О, верь, ничем тот не подкупен,
Кому сей чудный мир доступен,
Кому Господь дозволил взгляд
В то сокровенное горнило,
Где первообразы кипят,
Трепещут творческие силы»…
И затем вложены в те же уста другие стихи, высказывающие убеждение, что вера не противится деятельности мыслительных сил человека:
«Над вольной мыслью Богу не угодны
Насилие и гнет:
Она, в душе рожденная свободно,
В оковах не умрет.
С Ливанских гор, где, в высоте лазурной,
Белеет дальний снег,
В простор степей стремяся, ветер бурный
Удержит ли свой бег?
И потекут ли вспять струи потока,
Что между скал гремит?
И солнце там, поднявшись от востока,
Вернется ли назад?»
Насилие и гнет ненадежные и вере ненужные союзники.
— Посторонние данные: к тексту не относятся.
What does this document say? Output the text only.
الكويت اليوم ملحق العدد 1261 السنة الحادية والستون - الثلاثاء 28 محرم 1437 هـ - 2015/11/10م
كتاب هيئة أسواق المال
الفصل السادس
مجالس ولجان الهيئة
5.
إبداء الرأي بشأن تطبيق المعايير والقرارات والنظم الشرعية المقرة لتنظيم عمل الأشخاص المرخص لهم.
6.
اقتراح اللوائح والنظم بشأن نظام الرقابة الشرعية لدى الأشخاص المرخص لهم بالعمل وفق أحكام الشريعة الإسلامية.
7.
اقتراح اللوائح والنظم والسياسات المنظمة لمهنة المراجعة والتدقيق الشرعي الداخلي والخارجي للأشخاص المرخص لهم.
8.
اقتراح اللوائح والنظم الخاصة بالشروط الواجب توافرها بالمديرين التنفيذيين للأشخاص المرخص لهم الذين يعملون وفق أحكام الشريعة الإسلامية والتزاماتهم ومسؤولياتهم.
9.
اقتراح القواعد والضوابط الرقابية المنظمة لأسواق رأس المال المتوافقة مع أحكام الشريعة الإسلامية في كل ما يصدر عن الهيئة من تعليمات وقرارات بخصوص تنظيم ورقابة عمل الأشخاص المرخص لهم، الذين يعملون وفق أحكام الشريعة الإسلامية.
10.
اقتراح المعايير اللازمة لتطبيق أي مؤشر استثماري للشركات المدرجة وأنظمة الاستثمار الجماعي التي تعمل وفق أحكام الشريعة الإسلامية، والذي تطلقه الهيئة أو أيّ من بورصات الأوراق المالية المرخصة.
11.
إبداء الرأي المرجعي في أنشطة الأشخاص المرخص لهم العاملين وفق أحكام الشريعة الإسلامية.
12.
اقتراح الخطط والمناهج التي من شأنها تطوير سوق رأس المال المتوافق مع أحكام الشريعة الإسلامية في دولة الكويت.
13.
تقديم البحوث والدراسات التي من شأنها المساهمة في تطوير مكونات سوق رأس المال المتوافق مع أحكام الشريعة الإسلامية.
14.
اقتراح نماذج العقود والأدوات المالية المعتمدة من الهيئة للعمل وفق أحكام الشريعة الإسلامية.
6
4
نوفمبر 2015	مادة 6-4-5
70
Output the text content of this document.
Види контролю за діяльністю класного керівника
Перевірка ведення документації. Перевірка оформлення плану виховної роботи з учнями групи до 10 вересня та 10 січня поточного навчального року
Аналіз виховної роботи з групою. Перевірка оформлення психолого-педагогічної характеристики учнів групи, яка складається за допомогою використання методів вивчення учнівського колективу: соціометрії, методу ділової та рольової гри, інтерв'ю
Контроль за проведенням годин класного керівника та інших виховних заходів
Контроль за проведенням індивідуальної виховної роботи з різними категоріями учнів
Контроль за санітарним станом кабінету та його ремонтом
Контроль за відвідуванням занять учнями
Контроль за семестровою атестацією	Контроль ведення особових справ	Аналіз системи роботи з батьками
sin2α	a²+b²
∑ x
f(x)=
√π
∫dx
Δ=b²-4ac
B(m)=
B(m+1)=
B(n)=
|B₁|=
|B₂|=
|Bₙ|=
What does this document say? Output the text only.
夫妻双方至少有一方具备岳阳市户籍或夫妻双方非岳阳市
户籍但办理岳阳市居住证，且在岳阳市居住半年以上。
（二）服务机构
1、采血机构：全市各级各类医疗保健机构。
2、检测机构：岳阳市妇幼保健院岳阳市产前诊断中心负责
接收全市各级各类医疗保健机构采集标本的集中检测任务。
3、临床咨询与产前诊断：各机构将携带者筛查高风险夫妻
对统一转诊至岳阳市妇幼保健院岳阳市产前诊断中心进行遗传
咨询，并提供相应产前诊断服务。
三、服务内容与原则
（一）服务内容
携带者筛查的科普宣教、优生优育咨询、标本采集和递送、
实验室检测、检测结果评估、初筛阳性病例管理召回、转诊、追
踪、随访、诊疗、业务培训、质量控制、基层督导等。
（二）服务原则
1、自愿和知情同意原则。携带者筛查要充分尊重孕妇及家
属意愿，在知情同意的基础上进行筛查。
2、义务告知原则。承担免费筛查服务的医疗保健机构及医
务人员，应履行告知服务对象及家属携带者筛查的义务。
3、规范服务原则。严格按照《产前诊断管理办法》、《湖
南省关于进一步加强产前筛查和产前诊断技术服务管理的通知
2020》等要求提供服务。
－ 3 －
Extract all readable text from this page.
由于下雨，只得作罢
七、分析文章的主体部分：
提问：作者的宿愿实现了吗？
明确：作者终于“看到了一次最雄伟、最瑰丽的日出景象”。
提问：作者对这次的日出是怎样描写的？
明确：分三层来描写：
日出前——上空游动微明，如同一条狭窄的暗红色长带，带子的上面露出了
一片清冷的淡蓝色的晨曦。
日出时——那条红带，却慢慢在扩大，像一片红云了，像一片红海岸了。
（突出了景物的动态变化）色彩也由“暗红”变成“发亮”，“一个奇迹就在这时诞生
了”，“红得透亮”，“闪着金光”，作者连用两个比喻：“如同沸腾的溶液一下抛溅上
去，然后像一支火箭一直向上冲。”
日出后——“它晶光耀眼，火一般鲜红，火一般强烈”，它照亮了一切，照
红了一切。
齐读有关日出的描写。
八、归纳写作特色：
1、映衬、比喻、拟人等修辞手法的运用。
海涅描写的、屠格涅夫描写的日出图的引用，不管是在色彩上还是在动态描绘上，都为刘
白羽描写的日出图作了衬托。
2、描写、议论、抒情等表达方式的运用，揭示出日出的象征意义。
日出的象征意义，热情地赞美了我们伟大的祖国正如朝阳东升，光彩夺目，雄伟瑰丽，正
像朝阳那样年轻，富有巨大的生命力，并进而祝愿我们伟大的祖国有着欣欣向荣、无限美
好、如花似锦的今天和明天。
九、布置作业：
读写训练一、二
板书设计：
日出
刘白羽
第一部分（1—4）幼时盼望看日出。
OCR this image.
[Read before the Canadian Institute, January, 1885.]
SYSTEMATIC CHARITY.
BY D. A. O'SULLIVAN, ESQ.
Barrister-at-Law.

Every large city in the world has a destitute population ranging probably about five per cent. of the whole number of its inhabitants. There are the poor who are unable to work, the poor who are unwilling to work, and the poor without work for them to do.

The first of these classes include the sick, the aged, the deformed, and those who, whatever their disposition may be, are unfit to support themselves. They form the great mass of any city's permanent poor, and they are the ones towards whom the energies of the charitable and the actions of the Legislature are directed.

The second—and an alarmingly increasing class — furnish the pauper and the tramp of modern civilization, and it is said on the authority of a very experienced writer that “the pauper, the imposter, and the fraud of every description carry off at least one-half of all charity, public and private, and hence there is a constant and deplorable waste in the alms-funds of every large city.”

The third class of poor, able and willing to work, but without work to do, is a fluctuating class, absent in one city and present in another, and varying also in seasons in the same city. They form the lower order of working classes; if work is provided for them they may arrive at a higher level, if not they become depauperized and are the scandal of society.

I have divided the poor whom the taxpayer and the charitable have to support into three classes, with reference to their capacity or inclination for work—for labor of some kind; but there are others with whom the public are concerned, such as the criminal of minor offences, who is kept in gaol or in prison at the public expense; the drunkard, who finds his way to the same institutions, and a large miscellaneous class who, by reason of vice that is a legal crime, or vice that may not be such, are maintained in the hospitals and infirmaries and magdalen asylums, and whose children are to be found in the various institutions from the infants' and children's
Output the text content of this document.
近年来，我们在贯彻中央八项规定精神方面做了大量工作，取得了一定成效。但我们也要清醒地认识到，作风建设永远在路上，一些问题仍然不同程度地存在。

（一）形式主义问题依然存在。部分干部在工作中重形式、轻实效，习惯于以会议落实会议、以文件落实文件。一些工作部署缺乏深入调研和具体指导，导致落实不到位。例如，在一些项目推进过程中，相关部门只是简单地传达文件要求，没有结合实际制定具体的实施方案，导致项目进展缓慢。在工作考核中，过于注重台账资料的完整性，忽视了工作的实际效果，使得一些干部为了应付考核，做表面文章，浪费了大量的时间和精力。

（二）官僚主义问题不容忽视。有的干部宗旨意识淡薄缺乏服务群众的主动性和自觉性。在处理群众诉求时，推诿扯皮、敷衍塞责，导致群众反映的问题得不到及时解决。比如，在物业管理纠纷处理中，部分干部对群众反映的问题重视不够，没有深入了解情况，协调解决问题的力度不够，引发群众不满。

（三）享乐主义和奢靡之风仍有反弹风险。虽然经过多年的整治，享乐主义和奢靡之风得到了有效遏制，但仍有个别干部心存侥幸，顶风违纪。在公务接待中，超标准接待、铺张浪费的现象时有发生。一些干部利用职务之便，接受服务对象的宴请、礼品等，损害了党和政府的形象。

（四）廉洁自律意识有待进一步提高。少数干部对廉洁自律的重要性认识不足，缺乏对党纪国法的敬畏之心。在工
У нее есть союзник более близкий и более Богу угодный. Душа человека, по глубокомысленному выражению Тертуллиана, христианка по естеству. Она верит, если не угнетена нашею волей или обыденною суетой жизни, и просится верить, если угнетена. Она жаждет мира, и в горе, и даже в радости, потому что для сознательного радования нужно успокоительное ощущение его обеспеченности. Она потому верит и просится верить, что только под щитом веры радость и горе принимают на себя смиряющую и замиряющую печать Божественной воли. Невидимый мир соприкасается с видимым. В этом состоит тайна того мира души, которого никакая наука дать не может, потому что он, по апостольскому выражению, превосходит всякий ум.